As últimas semanas foram marcadas por um interessante debate em torno do projeto da deputada do Psol, Erika Hilton, que propõe o fim da escala 6X1, onde você trabalha 6 dias da semana e folga 1, e a adoção da escala 4X3, onde você trabalha 4 dias da semana e folga 3.

Como era de se esperar, mais uma vez, a polarização tomou conta do debate, tornando difícil se estabelecer um diálogo pautado no conhecimento, na razoabilidade e na construção de um Estado de bem-estar social.

Por conta do exposto acima, a História do trabalho, como elemento balizador, ainda não se fez presente no debate público, e isso é muito preocupante.

Para começar, é importante conhecermos a própria etimologia da palavra “trabalho”, que deriva do latim “tripalium”, um instrumento feito de três paus (tri: 3, palium: paus) usado para torturar réus e condenados.

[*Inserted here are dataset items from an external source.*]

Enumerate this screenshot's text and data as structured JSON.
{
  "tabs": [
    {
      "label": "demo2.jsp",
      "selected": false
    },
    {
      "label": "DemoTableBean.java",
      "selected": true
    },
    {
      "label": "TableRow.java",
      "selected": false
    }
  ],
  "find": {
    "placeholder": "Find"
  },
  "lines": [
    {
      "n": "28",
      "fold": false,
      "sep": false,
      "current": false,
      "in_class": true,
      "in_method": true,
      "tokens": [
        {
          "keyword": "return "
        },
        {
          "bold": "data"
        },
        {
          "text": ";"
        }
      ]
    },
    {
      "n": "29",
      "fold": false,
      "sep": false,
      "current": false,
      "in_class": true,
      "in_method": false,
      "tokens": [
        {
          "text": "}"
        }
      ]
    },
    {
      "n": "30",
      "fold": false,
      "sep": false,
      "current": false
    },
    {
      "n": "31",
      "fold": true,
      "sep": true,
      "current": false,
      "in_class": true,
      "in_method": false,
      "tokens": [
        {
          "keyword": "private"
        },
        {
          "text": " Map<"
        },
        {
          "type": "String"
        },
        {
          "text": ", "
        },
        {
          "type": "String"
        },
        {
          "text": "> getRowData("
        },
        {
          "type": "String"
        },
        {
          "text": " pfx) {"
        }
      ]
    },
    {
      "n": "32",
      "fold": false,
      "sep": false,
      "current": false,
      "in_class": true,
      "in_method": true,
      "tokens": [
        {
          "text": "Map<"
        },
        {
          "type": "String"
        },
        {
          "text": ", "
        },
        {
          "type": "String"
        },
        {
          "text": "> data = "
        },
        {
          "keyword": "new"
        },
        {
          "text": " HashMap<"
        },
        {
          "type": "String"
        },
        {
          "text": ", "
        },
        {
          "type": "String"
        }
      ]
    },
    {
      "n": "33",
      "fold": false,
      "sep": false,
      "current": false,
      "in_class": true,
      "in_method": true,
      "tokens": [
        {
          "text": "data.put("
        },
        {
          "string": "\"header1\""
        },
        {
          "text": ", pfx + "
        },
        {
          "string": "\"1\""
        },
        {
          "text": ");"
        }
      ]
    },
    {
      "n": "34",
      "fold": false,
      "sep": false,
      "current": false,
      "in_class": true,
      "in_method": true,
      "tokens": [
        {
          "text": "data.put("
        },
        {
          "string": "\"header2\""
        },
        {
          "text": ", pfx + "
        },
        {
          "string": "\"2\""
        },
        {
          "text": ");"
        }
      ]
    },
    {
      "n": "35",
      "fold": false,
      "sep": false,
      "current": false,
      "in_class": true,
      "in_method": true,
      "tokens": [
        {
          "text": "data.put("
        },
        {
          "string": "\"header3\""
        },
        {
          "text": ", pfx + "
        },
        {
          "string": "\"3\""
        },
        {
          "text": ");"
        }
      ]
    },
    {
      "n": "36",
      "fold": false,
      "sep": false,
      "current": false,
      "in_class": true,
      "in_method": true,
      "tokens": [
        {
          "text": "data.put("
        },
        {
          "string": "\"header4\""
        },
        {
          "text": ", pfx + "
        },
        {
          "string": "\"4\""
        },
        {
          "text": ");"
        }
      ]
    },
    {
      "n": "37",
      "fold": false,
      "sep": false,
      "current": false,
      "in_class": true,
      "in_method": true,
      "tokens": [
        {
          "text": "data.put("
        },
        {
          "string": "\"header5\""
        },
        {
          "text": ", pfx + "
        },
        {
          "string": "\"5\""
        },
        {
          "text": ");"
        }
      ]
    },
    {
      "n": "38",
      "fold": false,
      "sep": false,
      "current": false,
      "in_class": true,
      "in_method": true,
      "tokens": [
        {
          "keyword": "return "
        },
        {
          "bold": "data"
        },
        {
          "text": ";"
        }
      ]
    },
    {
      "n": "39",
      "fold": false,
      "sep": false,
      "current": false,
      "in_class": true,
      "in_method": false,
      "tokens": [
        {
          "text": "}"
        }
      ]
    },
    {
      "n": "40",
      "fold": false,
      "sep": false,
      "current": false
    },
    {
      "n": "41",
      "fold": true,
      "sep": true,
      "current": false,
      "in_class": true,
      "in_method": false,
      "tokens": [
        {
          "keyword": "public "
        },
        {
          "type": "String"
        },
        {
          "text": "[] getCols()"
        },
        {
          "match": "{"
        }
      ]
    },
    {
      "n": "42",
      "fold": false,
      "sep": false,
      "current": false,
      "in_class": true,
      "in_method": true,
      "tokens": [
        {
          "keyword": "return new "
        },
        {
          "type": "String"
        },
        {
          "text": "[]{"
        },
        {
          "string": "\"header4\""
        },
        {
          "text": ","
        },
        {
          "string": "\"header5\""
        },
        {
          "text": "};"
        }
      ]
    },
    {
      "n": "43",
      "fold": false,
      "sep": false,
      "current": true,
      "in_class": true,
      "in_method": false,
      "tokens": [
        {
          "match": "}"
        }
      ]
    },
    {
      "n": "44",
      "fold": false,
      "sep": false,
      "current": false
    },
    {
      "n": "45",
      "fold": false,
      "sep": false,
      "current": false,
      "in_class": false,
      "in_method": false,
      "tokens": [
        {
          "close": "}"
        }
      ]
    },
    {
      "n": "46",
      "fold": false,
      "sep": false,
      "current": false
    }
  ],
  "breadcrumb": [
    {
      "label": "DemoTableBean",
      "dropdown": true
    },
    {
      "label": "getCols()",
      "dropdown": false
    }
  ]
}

Em termos bíblicos, a primeira vez que o conceito de trabalho aparece, é associado à ideia de castigo. Já no início do livro Gênesis, quando Adão e Eva são expulsos do paraíso, temos a seguinte noção: “maldita é a terra por sua causa; com sofrimento você se alimentará dela todos os dias da sua vida.”

Historicamente essa passagem é conhecida como a “maldição de Adão”. Há até uma trilogia fascinante, do historiador inglês Edward Thompson, chamada “A formação da classe operária inglesa”, onde o volume dois tem exatamente esse subtítulo, a “maldição de Adão”, por tratar justamente das experiências dos primeiros operários dentro e fora das fábricas, nos século XVIII e XIX.

Voltando para a Antiguidade Ocidental, podemos perceber que para os antigos gregos e romanos a ideia de trabalho, especialmente braçal, não era das melhores. Por tratar-se de um modo de produção escravista, trabalhar sempre foi considerado uma atividade depreciativa, sendo que o homem livre deveria dedicar-se às atividades consideradas plenas, como arte, filosofia, política e guerra.

Na Idade Média europeia o que prevalecia era a ideia do pecado original, ou seja, trabalhamos porque pecamos, contribuindo assim para estigmatizar as mulheres, pois foi Eva quem convenceu o pobre Adão a comer o fruto proibido. A ideia central era de que as pessoas, trabalhando com dedicação, poderiam conquistar a salvação eterna.

Foi com a formação dos antigos burgos (cidades), por volta do ano 1000, e o aparecimento dos burgueses, ou seja, dos moradores dos burgos, que a ideia de trabalho começou a ser associada à possibilidade de enriquecimento.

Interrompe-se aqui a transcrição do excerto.